Tuesday, November 23, 2010

The Nicene Creed

Sunday night we discussed the Nicene Creed and what role it played in our understanding of the Trinity and the doctrine of Christ (called Christology).  The Nicene Creed was primarily a response to the challenge of Arianism which rejected the deity of Christ.  The Arian heresy is now found in the Jehovah's Witness movement.  They too reject the deity of Christ and instead believe that Jesus was the first created being of God (Jehovah) and the Spirit was created by Jesus. 

Here is the traditional version of the Nicene Creed:

We believe in one God, the Father, the Almighty, maker of heaven and earth, of all that is, seen and unseen.

We believe in one Lord, Jesus Christ, the only son of God, eternally begotten of the Father, God from God, Light from Light, true God from true God, begotten, not made, of one being with the Father.
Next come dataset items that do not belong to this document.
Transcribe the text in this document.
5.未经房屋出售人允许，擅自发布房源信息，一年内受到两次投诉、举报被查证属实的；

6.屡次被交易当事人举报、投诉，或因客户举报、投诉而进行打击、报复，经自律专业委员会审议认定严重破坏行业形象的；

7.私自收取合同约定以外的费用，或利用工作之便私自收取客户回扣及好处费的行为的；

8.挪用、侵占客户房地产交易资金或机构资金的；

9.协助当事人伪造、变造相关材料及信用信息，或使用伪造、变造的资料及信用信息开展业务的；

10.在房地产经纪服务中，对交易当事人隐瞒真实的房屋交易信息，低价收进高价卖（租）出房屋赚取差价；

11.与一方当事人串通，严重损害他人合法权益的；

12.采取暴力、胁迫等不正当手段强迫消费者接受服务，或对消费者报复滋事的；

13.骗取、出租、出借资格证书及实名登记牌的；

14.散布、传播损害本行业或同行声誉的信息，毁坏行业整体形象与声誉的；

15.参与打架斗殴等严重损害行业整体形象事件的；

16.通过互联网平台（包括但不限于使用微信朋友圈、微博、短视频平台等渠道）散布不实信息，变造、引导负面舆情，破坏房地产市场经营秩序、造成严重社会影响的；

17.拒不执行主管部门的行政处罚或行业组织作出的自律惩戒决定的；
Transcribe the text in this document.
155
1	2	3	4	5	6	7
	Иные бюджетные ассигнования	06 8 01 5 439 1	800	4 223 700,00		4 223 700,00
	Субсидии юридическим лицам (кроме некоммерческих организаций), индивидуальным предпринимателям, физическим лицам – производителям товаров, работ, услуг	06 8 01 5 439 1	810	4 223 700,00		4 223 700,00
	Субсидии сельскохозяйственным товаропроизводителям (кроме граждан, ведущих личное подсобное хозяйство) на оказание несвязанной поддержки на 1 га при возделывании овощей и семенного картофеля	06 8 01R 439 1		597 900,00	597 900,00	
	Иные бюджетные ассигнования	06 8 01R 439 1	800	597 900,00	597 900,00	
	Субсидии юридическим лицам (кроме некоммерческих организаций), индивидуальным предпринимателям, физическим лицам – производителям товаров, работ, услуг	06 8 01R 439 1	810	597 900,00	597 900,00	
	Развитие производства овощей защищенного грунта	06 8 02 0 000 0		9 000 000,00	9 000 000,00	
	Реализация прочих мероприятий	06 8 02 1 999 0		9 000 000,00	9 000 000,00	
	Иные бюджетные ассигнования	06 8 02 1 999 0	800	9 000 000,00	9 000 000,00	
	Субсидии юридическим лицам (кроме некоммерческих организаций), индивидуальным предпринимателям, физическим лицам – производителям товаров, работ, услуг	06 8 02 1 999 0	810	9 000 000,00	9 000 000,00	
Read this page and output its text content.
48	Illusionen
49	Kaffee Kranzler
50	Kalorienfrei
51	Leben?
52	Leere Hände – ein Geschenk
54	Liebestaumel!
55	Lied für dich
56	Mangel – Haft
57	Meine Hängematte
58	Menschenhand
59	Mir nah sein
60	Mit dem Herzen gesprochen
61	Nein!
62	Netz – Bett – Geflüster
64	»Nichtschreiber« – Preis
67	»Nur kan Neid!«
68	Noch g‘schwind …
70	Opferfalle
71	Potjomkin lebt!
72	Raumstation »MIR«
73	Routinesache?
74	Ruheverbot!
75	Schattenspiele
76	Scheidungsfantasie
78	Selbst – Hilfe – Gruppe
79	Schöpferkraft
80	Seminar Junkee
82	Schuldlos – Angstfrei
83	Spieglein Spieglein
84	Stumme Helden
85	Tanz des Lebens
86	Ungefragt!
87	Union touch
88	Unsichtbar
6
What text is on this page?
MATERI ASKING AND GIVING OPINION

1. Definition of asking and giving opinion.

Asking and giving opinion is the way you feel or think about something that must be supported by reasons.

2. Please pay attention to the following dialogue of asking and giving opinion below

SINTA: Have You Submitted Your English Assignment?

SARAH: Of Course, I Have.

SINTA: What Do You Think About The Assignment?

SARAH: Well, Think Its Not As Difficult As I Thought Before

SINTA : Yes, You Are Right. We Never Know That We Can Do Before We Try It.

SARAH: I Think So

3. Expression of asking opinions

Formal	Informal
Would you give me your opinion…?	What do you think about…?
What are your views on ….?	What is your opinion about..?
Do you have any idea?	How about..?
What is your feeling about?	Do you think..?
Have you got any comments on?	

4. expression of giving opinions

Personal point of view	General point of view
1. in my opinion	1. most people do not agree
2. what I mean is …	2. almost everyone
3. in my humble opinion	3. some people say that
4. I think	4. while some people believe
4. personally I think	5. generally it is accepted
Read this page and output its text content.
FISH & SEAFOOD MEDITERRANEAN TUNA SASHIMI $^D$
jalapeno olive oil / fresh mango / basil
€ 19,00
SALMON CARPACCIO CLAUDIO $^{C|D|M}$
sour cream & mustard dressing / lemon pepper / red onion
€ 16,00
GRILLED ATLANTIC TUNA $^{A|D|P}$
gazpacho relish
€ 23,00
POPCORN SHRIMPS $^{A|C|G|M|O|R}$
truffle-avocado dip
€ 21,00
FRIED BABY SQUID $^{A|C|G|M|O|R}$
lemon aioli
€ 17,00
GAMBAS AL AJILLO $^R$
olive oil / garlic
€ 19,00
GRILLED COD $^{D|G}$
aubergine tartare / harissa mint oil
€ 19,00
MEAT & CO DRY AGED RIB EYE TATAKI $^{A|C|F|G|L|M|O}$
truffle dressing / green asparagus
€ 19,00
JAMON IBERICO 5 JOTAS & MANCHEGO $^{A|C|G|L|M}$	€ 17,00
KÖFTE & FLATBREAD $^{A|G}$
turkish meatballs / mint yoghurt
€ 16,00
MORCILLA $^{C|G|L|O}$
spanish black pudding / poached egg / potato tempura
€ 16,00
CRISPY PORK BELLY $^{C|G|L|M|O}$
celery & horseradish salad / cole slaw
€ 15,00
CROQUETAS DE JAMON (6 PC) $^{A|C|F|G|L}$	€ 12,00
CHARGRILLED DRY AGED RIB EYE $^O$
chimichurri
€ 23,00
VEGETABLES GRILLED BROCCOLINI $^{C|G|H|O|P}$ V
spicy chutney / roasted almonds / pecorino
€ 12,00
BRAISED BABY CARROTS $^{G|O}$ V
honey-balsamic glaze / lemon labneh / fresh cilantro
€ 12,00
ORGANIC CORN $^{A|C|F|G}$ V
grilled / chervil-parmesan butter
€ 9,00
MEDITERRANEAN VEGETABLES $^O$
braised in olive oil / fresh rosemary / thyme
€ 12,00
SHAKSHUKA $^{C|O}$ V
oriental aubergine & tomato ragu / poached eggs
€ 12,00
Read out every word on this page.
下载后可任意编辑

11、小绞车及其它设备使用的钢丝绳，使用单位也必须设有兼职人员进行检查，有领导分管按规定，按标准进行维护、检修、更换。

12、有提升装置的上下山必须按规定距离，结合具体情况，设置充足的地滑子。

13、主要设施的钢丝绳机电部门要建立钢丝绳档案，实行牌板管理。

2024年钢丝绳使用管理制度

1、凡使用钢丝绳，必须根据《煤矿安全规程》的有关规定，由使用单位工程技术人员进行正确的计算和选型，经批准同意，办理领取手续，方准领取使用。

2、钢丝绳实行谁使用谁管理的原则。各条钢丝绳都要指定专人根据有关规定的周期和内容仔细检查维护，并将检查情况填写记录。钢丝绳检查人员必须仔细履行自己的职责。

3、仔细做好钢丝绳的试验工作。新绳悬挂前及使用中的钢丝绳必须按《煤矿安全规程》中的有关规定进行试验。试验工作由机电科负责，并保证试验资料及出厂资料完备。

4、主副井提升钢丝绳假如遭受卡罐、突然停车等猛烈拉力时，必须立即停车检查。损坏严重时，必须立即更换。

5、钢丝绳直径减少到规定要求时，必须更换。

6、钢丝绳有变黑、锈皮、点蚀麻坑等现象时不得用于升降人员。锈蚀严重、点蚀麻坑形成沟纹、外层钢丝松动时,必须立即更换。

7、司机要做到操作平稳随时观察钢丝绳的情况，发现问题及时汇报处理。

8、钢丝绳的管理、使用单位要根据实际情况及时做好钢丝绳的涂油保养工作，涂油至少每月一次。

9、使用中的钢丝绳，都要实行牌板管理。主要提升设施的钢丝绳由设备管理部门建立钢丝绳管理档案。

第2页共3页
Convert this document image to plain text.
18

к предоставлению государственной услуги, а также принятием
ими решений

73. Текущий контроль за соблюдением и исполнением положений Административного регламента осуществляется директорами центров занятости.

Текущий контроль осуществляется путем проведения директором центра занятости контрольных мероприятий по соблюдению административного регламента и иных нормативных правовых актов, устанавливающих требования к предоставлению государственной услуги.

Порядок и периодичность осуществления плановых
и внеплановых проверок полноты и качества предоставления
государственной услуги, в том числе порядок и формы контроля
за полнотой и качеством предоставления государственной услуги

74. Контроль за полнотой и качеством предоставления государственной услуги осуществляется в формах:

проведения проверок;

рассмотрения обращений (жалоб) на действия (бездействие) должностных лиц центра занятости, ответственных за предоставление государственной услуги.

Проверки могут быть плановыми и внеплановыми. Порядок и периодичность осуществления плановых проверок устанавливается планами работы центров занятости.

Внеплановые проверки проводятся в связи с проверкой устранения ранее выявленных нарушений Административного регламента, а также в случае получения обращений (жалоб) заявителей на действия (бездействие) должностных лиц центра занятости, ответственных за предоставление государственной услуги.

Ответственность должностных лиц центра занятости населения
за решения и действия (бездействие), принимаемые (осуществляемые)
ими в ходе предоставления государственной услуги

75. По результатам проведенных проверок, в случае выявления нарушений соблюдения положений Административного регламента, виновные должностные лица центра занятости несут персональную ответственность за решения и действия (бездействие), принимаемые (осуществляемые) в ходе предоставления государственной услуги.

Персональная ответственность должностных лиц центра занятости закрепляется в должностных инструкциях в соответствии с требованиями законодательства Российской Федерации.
Through him all things were made. For us and for our salvation he came down from heaven: by the power of the Holy Spirit he became incarnate from the Virgin Mary, and was made man.  For our sake he was crucified under Pontius Pilate; he suffered death and was buried.  On the third day he rose again in accordance with the Scriptures;
he ascended into heaven and is seated at the right hand of the Father.
He will come again in glory to judge the living and the dead, and his kingdom will have no end.

We believe in the Holy Spirit, the Lord, the giver of life, who proceeds from the Father [and the Son]. With the Father and the Son he is worshipped and glorified. He has spoken through the Prophets. 

We believe in one holy catholic and apostolic Church.  We acknowledge one baptism for the forgiveness of sins. We look for the resurrection of the dead,
and the life of the world to come. AMEN


This is a good creed that virtually every true Christian affirms including Catholics, Protestants, and Eastern Orthodox.  Even the Emerging Church claims to affirm it (but I think that is a farce).  We'll have more to say about this creed next month when we discuss the doctrine of Christ.